All I can say is good luck to these guys. To do this from one location is possible, to manage this through multiple locations profitably and sustainably is going to be very, very difficult. Getting inventory right so customers are not let down, finding locations at a reasonable cost to be able to grow the business and then taking on the might of Amazon and Walmart who are already established in this field is a mammoth task.

I applaud their ambition, I doubt their reality.

Mel Kleiman
Member
3 years ago

This is a race to the bottom. Why do people need to have a 15-minute grocery delivery? When is the insanity going to stop?

Brandon Rael
Active Member
3 years ago

This is an intriguing business model, yet at the same time very challenging for Fridge to live up to a 15-minute brand promise. As we have seen, consumers have adapted and are very pleased with a 2-4 hour delivery window.

Building your entire brand promise and differentiation strategy around a 15-minute window, in a congested and dynamic NYC scene, is a race to the bottom.

Rachelle King
Rachelle King
Active Member
3 years ago

I’ve been a New Yorker for a very, very long time. I wish this start up good luck.

There is a lot to be said about the city that never sleeps but timeliness is an ambitious promise and a rare attribute found in this city. There is also something to be said about navigating from a local store-front and being in the neighborhood trenches vs traveling to/from a large fulfillment center, but a 15-minute promise is wishful thinking.
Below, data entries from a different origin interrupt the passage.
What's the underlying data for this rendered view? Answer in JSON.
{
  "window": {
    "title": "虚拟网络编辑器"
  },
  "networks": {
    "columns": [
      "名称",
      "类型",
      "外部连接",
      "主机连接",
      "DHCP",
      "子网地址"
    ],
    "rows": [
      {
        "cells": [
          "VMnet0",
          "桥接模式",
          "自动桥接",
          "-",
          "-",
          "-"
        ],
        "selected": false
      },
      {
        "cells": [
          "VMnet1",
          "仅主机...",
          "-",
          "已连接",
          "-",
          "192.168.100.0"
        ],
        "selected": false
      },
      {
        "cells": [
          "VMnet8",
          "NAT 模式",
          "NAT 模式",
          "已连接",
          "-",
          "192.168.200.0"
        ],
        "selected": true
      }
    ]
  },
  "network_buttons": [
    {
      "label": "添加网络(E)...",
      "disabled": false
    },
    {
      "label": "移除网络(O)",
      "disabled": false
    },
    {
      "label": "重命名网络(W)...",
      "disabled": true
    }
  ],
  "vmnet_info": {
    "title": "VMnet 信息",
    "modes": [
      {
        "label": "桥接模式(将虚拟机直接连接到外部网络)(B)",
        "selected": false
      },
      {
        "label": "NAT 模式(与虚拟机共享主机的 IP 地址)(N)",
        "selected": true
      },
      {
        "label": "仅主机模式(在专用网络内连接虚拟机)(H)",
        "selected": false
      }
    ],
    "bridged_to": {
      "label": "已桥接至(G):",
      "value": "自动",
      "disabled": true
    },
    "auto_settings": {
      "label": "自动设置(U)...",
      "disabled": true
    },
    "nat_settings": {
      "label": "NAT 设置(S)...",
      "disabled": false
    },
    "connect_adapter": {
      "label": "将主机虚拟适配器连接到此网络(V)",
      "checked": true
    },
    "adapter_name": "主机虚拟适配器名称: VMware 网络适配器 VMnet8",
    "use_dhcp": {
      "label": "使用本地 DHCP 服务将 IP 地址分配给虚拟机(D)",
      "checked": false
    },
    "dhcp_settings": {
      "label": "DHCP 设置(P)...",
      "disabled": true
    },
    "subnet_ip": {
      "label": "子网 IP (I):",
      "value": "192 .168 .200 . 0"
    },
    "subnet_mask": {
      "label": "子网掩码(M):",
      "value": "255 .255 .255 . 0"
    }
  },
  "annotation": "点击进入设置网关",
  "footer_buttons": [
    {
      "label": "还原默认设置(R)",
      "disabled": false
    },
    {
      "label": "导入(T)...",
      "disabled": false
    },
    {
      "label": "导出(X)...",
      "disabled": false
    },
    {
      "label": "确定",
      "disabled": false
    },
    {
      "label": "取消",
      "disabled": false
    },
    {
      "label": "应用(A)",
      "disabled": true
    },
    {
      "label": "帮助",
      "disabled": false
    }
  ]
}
I don’t think the Instacarts and Fresh Directs of the world should be worried. The people of Brooklyn, however, may find this entertaining. For about 15 minutes.

Mohamed Amer
Mohamed Amer
Active Member
3 years ago

Audacious claims are what gets a business attention. Delivering on those claims is how you earn repeat customers or go home early. No one “needs” 15-minute grocery delivery until they do. The app is easy to navigate, and the images are crisp. The cart and payment are straightforward. The prices seem high, but I don’t shop in Brooklyn, so I cannot judge that magnitude.

Bravo for having the fortitude to make the 15-minute claim. My advice, stick to a limited assortment (no need for 3,000 items), do not expand the delivery area, scale only after working out the kinks — from assortment to sourcing and pricing, to driver management and logistics. Apply as much advanced analytics as you can to understand your customers well.

Experts are quick to tell you why your claim is ridiculous or ludicrous, but change only happens by unreasonable minds unsatisfied with the status quo. Fridge No More’s success turns on the ability to execute on its audacious claim. Good luck, and keep pushing!

Craig Sundstrom
Craig Sundstrom
Noble Member
3 years ago

I might christen this the DARE thread: Just say “no” (to all the questions).

I’ll never wish someone to fail, but when one creates a business plan that almost reads like a parody of everything wrong in retailing it takes quite a bit of self-control. I’ll modify my normal well wishing: I hope no one loses their life savings in this.

Bob Phibbs
Trusted Member
3 years ago

Please do a follow up on stories like this in six months? So much noise out there and promise, but we never hear the rest of the story, as Paul Harvey used to say. I have my doubts.